Some of the potential changes would have included banning student canning and door-to-door sales, as well as requiring approval from the superintendent for any activities that would involve students in the fundraising process. The only exception to that would have been ticket sales, charity, and community services activities, but even those would have required approval from the school principal. After a meeting on November 15 at which community members were allowed to voice their opinions on the proposed policy, the committee decided to make a few drastic alterations to the proposed policy. The policy was toned down to be closer to the current policy and more understanding of the necessity of student fundraising and the team building that can result from it.
According to committee member Susan McCready, the main reason for the initial proposal, which was discussed by the school committee on October 18, was that “students [had] been mandated to can or conduct sales while not wanting to do so.” Also some students have been the subjects of derogatory remarks while canning, businesses have complained, and some residents are “uncomfortable with this type of fundraising” (canning). Student safety is also of utmost importance, and the school committee believes that canning and door to door sales put students as risk. McCready also emphasized that the current policy is “clearly outdated,” and that APS is in need of a new one.
A meeting took place on November 15 that gave parents and other organizers the opportunity to voice their opinion on the matter. After hearing from various sources, the committee chose to revisit the policy. Instead of completely banning canning and other related activities, they insist that these be voluntary and that no student be rewarded or reprimanded if they choose to or not to participate. In the revised proposal, permission to involve students in fundraising must be granted from the superintendent to the organization at least thirty days before the scheduled fundraising event. During fundraising, students are required to have at least one other student and an adult with them at all times.
Sophomore Emme Pitts, who is a member of both the varsity dive and varsity gymnastics teams, said, “If the school would actually give [all the teams] enough money to buy [their] equipment [they] wouldn’t have to can.” She understands that it is hard for the athletics department to fund everything for all of the activities here at AHS, so she is used to canning with her teammates in order to supplement some of the lacking funds. If the change were made, Pitts is worried about how her teams would be able to pay for their equipment.

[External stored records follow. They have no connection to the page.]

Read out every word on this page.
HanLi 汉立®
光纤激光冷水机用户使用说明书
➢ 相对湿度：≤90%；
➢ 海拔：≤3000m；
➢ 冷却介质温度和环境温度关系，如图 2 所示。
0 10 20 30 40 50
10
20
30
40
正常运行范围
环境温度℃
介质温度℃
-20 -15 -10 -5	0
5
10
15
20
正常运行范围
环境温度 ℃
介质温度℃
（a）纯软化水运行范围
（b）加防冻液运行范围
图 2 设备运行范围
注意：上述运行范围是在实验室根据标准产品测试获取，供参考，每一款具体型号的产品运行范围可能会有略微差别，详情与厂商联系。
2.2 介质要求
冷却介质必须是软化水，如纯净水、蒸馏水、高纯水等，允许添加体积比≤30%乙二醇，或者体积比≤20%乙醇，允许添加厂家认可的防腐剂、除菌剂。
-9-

At least three out of the five school committee members still need to vote in favor of the proposal in order to pass it. McCready and the other members will vote during a meeting on December 13, and the changes would then be implemented at the start of the 2019-2020 school year.

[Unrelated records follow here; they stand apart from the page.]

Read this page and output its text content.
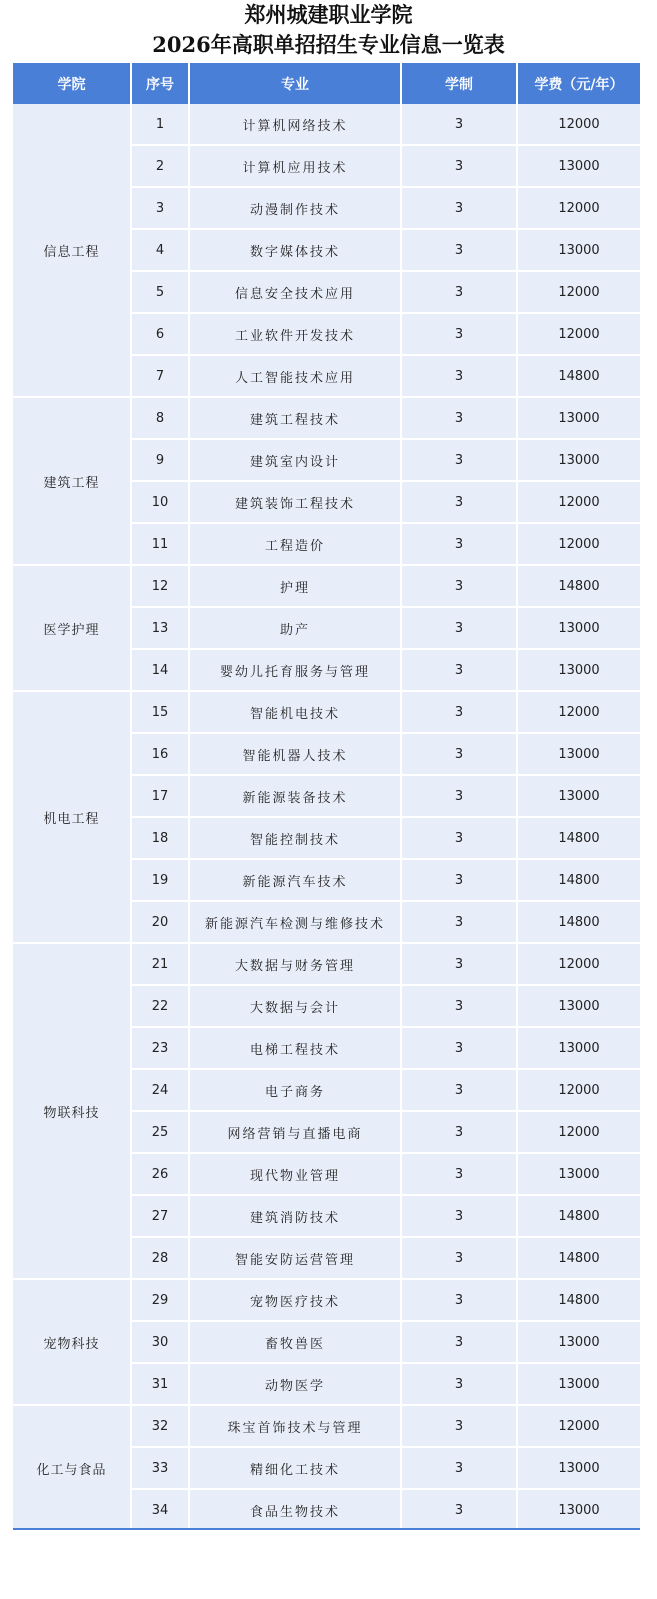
郑州城建职业学院
2026年高职单招招生专业信息一览表
学院	序号	专业	学制	学费（元/年）
信息工程	1	计算机网络技术	3	12000
	2	计算机应用技术	3	13000
	3	动漫制作技术	3	12000
	4	数字媒体技术	3	13000
	5	信息安全技术应用	3	12000
	6	工业软件开发技术	3	12000
	7	人工智能技术应用	3	14800
建筑工程	8	建筑工程技术	3	13000
	9	建筑室内设计	3	13000
	10	建筑装饰工程技术	3	12000
	11	工程造价	3	12000
医学护理	12	护理	3	14800
	13	助产	3	13000
	14	婴幼儿托育服务与管理	3	13000
机电工程	15	智能机电技术	3	12000
	16	智能机器人技术	3	13000
	17	新能源装备技术	3	13000
	18	智能控制技术	3	14800
	19	新能源汽车技术	3	14800
	20	新能源汽车检测与维修技术	3	14800
物联科技	21	大数据与财务管理	3	12000
	22	大数据与会计	3	13000
	23	电梯工程技术	3	13000
	24	电子商务	3	12000
	25	网络营销与直播电商	3	12000
	26	现代物业管理	3	13000
	27	建筑消防技术	3	14800
	28	智能安防运营管理	3	14800
宠物科技	29	宠物医疗技术	3	14800
	30	畜牧兽医	3	13000
	31	动物医学	3	13000
化工与食品	32	珠宝首饰技术与管理	3	12000
	33	精细化工技术	3	13000
	34	食品生物技术	3	13000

“I was pretty clear that initially I was very supportive of prohibiting both the canning and door to door sales,” said McCready during the school committee meeting on November 28, when the revisions to the potential new policy were presented. “I made the statement that I didn’t think my mind would change, [and] I stand corrected. I think one of the things that I hear a lot about was there were all these team-building and comradery opportunities, which is very important and I don’t want to deny that to students who want to participate in that.”
The school committee appreciates all those from the athletic and fine arts organizations that came out to speak at the meeting, which led to the changes made to the policy.
“I [still] think it’s stupid and highly unnecessary,” Pitts said after hearing about the alterations to the proposal, even though she thinks it is still an improvement. As McCready put it, “This is one of those issues that [has] a 50/50 split… [and] trying to find some middle ground will be [for the best].” She added that “[she] think[s] dignity, safety, equity, for our kids is of primary importance.”